A Copa do Mundo de futebol entra em sua fase mais emocionante neste domingo (28), com a África do Sul e o Canadá abrindo a disputa mata-mata. No entanto, a participação da seleção sul-africana, conhecida como Bafana Bafana, no Mundial, tem gerado um movimento incomum e surpreendente em todo o continente africano: uma união massiva para torcer contra o próprio país africano. O motivo por trás dessa aversão coletiva não está nas rivalidades esportivas, mas sim em graves denúncias de xenofobia e violência contra imigrantes.
O Motivo por Trás da União Contra: A Xenofobia em Pauta
A indignação continental ganhou força nas redes sociais, onde cidadãos de diversas nações africanas têm se manifestado. A dançarina e influenciadora congolesa Promess Kayirenzi, em um vídeo amplamente divulgado, explicou os motivos pelos quais ela e muitos outros africanos estão contra a África do Sul na Copa. Kayirenzi descreveu o país como xenofóbico, acusando-o de matar africanos, especialmente moçambicanos, que buscam melhores condições de vida. Segundo ela, apesar de ser um país de maioria negra, a África do Sul não acolhe bem outros negros, enquanto imigrantes brancos e indianos vivem normalmente. “Os brancos estão lá e mandam no país deles. Se o mundo estiver com a África do Sul, nós estamos contra o mundo”, declarou a influenciadora, que chegou a comparar a África do Sul à “Argentina do continente africano” em termos de rivalidade e desafeto.

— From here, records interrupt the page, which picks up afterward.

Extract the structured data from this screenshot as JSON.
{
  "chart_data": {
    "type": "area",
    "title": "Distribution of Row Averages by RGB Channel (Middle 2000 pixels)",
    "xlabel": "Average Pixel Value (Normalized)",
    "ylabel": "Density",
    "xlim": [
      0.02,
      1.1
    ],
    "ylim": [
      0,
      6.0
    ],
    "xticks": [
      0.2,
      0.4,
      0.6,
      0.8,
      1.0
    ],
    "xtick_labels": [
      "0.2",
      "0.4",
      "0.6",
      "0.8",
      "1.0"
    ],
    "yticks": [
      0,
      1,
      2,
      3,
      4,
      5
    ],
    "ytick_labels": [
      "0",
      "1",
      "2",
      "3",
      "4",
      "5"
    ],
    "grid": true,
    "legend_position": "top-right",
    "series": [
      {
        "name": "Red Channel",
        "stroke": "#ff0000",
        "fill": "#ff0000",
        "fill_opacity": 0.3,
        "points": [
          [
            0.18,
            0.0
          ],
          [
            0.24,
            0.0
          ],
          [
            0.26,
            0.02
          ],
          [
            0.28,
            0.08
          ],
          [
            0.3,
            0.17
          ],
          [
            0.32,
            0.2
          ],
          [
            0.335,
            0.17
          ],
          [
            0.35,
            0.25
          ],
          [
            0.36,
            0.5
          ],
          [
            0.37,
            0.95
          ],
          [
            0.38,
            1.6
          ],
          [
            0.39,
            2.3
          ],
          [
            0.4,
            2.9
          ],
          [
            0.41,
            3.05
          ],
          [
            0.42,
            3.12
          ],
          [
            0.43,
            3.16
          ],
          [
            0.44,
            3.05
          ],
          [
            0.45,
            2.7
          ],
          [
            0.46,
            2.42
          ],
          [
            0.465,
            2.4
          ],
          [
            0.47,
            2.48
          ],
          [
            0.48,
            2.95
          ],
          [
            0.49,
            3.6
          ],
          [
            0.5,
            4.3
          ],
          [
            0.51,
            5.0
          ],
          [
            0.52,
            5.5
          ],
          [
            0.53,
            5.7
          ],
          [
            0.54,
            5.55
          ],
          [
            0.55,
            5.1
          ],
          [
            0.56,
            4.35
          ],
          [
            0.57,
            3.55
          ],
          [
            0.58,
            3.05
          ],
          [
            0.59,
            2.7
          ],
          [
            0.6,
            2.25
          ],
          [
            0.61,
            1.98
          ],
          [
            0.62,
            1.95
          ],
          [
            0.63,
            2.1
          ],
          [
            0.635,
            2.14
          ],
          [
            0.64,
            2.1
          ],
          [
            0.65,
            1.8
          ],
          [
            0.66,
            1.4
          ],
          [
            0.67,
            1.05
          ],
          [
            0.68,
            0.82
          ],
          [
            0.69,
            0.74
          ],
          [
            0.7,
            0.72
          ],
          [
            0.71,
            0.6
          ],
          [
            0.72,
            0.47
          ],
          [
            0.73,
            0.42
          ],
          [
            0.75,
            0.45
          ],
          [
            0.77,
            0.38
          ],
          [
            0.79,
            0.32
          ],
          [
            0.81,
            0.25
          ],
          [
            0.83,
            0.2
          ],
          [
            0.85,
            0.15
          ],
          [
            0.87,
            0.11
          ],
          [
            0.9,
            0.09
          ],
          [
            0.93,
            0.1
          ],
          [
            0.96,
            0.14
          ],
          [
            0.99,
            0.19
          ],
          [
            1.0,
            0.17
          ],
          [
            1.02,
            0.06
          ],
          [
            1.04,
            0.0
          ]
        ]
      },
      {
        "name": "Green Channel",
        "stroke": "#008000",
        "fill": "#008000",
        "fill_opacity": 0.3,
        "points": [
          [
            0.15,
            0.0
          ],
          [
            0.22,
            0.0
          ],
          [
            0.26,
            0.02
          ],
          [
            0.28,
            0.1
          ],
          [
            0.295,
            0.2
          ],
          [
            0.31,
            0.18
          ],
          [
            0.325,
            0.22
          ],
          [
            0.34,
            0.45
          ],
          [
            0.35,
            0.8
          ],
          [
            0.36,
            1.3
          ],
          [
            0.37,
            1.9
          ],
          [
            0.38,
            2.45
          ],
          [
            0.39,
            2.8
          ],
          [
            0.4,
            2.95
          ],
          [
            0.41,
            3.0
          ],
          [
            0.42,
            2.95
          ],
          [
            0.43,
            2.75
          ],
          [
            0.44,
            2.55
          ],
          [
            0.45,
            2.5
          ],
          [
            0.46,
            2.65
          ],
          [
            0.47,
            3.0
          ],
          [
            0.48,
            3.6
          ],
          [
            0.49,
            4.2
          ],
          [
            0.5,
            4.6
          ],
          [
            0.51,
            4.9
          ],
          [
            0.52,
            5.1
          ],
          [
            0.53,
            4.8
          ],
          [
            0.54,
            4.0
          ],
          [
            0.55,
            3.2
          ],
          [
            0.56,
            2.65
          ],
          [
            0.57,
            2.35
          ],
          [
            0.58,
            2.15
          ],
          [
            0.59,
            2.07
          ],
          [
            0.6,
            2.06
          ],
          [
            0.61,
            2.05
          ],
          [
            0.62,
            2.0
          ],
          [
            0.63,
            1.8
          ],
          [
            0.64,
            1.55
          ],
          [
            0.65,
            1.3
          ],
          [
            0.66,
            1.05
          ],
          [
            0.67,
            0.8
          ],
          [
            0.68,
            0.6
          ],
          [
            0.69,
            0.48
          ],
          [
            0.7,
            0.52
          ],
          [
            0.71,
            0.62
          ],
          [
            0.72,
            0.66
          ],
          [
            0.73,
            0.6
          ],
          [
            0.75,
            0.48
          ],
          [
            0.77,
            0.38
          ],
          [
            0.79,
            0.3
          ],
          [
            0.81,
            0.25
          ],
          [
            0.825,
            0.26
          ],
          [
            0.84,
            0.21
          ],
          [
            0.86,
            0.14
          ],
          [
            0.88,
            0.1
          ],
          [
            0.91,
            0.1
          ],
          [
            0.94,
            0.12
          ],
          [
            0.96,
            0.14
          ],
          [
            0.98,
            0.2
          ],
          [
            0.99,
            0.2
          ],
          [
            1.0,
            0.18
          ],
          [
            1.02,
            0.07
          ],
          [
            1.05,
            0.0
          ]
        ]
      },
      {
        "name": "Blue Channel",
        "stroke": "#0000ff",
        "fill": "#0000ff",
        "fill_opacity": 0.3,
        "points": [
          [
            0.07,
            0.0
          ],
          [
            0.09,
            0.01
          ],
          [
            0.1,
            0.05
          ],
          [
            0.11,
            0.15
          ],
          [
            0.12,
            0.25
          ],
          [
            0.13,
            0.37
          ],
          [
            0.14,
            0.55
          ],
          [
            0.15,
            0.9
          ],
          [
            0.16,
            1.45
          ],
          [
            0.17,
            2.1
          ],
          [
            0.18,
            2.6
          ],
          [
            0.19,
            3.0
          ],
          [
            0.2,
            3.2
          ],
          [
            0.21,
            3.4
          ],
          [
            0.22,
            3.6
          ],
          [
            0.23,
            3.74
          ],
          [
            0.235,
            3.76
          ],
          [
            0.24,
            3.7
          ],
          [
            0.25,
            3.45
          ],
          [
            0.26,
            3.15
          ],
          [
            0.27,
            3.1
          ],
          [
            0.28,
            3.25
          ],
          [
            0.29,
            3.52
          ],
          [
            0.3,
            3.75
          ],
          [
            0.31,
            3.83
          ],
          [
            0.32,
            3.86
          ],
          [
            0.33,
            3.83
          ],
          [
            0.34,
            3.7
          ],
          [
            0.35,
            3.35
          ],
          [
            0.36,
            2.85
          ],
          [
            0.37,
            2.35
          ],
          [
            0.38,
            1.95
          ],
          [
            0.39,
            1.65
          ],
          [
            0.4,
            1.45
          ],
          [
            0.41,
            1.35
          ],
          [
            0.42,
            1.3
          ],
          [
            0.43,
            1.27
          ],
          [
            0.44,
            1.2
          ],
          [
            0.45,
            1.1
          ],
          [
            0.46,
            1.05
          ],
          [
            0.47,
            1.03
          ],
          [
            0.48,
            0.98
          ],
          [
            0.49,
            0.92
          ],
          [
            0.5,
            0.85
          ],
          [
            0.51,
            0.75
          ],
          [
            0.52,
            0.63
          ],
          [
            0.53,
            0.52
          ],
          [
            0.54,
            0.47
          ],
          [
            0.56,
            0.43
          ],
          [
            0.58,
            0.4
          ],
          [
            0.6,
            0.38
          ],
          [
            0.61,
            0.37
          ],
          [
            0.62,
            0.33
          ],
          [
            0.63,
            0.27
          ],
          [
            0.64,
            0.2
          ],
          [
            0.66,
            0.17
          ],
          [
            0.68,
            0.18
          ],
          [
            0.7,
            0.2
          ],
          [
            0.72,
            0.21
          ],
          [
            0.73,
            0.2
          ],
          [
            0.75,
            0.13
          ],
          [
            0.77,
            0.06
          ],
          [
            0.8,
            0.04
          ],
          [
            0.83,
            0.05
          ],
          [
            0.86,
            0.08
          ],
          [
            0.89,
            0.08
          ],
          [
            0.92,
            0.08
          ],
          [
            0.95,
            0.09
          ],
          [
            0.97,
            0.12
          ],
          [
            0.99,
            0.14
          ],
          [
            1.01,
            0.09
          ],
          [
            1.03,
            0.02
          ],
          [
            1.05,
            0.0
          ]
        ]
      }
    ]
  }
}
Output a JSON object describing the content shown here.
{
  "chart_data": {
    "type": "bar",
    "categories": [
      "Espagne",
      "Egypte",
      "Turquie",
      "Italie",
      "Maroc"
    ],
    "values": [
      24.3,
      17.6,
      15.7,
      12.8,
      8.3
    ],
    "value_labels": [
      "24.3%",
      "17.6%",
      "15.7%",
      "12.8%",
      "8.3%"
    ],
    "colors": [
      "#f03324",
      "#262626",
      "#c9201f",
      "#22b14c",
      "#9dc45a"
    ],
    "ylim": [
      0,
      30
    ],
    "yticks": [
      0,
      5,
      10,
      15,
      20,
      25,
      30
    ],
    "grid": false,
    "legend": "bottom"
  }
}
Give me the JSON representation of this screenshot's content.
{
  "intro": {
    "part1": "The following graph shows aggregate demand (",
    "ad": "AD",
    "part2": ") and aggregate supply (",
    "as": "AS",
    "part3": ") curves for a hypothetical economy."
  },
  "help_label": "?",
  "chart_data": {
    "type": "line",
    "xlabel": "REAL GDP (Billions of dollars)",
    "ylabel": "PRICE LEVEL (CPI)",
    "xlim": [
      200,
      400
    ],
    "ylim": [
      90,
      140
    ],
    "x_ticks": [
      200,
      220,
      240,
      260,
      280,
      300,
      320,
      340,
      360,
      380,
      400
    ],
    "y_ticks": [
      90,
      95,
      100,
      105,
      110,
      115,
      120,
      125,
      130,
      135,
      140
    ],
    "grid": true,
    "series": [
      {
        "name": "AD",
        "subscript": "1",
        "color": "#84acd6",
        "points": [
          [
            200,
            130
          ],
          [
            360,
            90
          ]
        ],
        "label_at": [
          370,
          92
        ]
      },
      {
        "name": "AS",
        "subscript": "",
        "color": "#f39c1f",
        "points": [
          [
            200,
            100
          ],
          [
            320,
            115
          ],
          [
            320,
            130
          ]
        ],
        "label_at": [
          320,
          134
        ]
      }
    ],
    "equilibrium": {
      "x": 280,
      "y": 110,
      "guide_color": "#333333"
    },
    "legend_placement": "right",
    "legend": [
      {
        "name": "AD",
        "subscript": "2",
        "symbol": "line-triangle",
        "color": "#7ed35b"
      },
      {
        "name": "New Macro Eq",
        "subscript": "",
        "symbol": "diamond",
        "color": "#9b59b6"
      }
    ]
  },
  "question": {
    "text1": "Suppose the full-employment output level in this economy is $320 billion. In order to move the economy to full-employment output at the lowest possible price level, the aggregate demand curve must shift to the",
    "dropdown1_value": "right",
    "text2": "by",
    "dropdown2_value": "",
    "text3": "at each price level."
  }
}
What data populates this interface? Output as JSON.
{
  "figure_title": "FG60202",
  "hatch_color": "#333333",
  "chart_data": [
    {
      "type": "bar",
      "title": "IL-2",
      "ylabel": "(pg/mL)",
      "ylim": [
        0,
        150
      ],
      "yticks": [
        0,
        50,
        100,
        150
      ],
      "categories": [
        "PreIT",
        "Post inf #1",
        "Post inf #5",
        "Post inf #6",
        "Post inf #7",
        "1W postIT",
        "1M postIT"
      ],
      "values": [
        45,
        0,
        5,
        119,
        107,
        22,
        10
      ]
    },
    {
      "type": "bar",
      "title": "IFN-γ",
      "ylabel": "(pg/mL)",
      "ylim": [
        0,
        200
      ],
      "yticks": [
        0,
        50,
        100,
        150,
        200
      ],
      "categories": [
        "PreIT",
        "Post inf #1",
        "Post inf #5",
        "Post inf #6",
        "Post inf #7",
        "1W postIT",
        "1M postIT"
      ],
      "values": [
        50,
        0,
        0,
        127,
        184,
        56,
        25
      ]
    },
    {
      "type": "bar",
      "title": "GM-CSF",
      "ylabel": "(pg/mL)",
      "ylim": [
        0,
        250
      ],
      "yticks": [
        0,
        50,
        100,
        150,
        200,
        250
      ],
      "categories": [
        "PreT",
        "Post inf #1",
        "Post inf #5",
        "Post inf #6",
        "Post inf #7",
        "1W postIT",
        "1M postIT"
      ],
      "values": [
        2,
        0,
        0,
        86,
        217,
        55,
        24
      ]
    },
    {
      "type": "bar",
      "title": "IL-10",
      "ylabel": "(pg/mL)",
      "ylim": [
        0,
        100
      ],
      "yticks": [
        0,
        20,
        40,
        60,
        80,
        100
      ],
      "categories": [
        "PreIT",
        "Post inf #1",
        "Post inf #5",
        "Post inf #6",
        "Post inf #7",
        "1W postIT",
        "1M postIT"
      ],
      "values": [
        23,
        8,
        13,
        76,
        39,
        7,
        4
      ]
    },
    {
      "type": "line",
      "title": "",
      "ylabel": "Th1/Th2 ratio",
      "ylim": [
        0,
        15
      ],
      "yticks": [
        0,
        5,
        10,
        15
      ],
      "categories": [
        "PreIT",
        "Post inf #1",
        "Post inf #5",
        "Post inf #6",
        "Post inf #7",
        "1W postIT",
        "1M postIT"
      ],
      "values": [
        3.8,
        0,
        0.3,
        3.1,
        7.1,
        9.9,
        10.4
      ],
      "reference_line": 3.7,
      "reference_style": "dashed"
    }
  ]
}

Um Histórico de Violência e Denúncias Consistentes
As afirmações da influenciadora não são isoladas e encontram eco em recentes reportagens da imprensa africana e internacional. No início de junho, o governo de Moçambique, país que faz fronteira com a África do Sul, confirmou a morte de sete moçambicanos em ataques xenófobos na Baía de Mossel, além de cerca de 800 cidadãos terem sido vítimas da onda de violência no país vizinho. Cinco das mortes foram diretamente atribuídas aos ataques, e outras duas ocorreram em um acidente durante a fuga.
O cenário de violência não é novo. Em 2019, o jornal The Guardian relatou ataques a comerciantes estrangeiros, como somalis e nigerianos, com destruição de lojas, vandalismo e grupos armados nas ruas. Um dos episódios mais chocantes ocorreu em maio de 2008, quando, segundo o jornal sul-africano Polity, “vários estrangeiros foram queimados vivos, mulheres foram estupradas e dezenas de lojas e casas foram saqueadas” em Joanesburgo, resultando na prisão de mais de 200 pessoas.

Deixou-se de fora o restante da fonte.